Core points of Belshe’s open letter: three legal distinctions for trust custody

In the open letter, Belshe establishes BitGo’s legal position through three clear statements:

“We don’t accept deposits”: BitGo is not a deposit-taking institution. Existing deposit insurance, capital rules, and regulatory obligations under the Community Reinvestment Act are aimed at institutions that borrow from depositors and take on lending risk, not trust custody providers.

“We don’t lend customers’ assets”: Customers’ assets are held in separate accounts not subject to bankruptcy law; BitGo assumes the corresponding trust responsibilities, and does not do maturity transformation or re-collateralization.

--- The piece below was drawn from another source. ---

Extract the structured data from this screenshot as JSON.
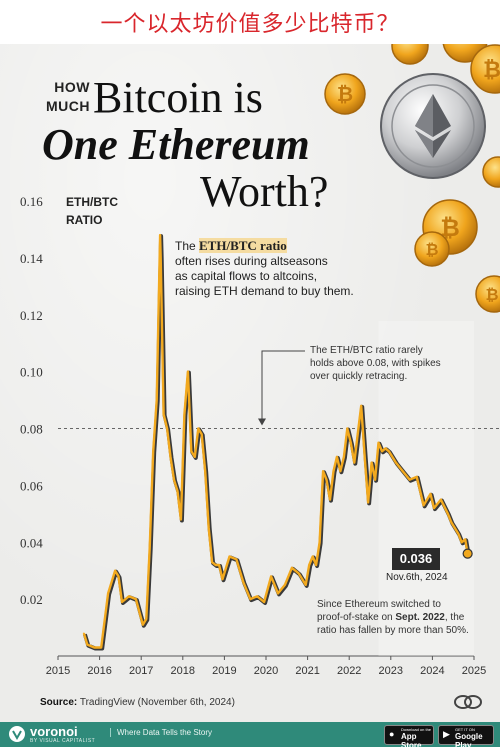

“We don’t commingle assets”: Customers’ assets and BitGo’s corporate funds are completely segregated. This forms a fundamental distinction from models that commingle customers’ funds with collapsed crypto companies like FTX.

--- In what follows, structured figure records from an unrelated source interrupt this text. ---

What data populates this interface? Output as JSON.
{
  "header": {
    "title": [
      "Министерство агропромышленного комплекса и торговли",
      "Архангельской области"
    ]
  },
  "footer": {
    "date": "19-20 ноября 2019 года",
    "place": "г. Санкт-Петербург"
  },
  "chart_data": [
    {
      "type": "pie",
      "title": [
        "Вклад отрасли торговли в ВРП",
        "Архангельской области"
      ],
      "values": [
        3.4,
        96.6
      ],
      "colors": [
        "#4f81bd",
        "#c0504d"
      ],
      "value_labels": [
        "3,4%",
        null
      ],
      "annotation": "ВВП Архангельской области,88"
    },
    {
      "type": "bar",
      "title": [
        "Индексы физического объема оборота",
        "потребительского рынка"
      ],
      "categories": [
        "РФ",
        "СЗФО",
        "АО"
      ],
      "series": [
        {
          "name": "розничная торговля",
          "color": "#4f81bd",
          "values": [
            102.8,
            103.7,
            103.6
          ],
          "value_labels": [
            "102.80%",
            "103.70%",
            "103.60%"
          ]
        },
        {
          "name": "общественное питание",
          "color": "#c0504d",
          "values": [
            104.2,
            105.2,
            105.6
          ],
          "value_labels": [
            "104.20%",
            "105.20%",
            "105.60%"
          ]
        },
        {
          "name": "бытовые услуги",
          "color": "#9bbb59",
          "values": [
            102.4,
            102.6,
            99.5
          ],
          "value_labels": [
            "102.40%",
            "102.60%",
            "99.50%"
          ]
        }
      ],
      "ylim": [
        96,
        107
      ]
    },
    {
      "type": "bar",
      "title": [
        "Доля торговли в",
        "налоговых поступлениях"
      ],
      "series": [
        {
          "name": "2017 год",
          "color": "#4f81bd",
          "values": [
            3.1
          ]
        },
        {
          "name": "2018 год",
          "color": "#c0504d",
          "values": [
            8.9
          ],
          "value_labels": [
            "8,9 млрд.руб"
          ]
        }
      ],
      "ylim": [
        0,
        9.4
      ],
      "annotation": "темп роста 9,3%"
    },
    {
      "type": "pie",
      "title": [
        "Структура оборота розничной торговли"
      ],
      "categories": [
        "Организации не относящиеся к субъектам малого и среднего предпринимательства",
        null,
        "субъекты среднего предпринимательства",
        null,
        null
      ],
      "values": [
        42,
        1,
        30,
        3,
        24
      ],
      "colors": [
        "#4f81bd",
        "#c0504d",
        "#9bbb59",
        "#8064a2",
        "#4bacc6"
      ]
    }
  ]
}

Belshe also raises doubts about the term “crypto bank,” noting that it is not clearly defined in current law. He argues that the term blurs two fundamentally different risk structures: trust institutions versus partial-reserve banks. He points out that national trust banks have long held assets such as artworks, gold and silver bars, jewelry, farmland, and commercial interests, and that digital assets fit within similarly structured trust frameworks. BitGo obtained a South Dakota trust charter in 2018 and holds regulated entities or licenses in New York, Switzerland, Germany, Dubai, and Singapore.

Regarding stablecoin reserves, Belshe confirms that BitGo fully holds reserves at a 1:1 ratio and does not conduct any lending or maturity transformation, and performs auditor-supported reserve attestations twice per month. There are also quarterly and annual audits, with frequencies higher than those of typical periodic bank audit reports. Belshe concludes: “Asset categories won’t change the structure.” At the end of the letter, he invites Warren to communicate directly with BitGo and its employees, and says the company has spent the past ten years seeking stricter regulation, believing that OCC charters are an extension of the federal layer rather than a route to evade regulation.

Frequently asked questions

What is the fundamental difference between an OCC national trust bank charter and a commercial bank license?

A national trust bank charter authorizes the institution to provide asset custody and trust services, but does not include accepting retail deposits or making loans. A commercial bank license allows an institution to accept deposits and make loans and requires compliance with a comprehensive regulatory framework including deposit insurance, capital requirements, the Community Reinvestment Act, and the Bank Holding Company Act. Belshe’s open letter is precisely framed around defending this legal distinction, arguing that a trust institution’s risk structure is fundamentally different from that of a deposit bank.

How does the GENIUS Act affect OCC’s approval policy for crypto trust charters?

The GENIUS Act was passed in July 2025 and established a federal regulatory framework for stablecoins, clarifying issuers’ reserve requirements and audit standards. After the bill passed, the OCC accelerated its handling speed for crypto trust charter applications. The conditional approval of Ripple National Trust Bank clearly positioned it to complement its RLUSD stablecoin business, directly tying it to the GENIUS Act regulatory framework.

On what basis does Warren request OCC disclosure and communications records with the White House?

In her letter, Warren requested communications records between OCC officials and the White House or members of the Trump family, intending to investigate whether political factors influenced the regulatory approval decision. As of now, the OCC has not publicly responded to this specific request. Warren’s investigation scope currently limits to requesting document disclosures and has not yet proposed any legislative or judicial action.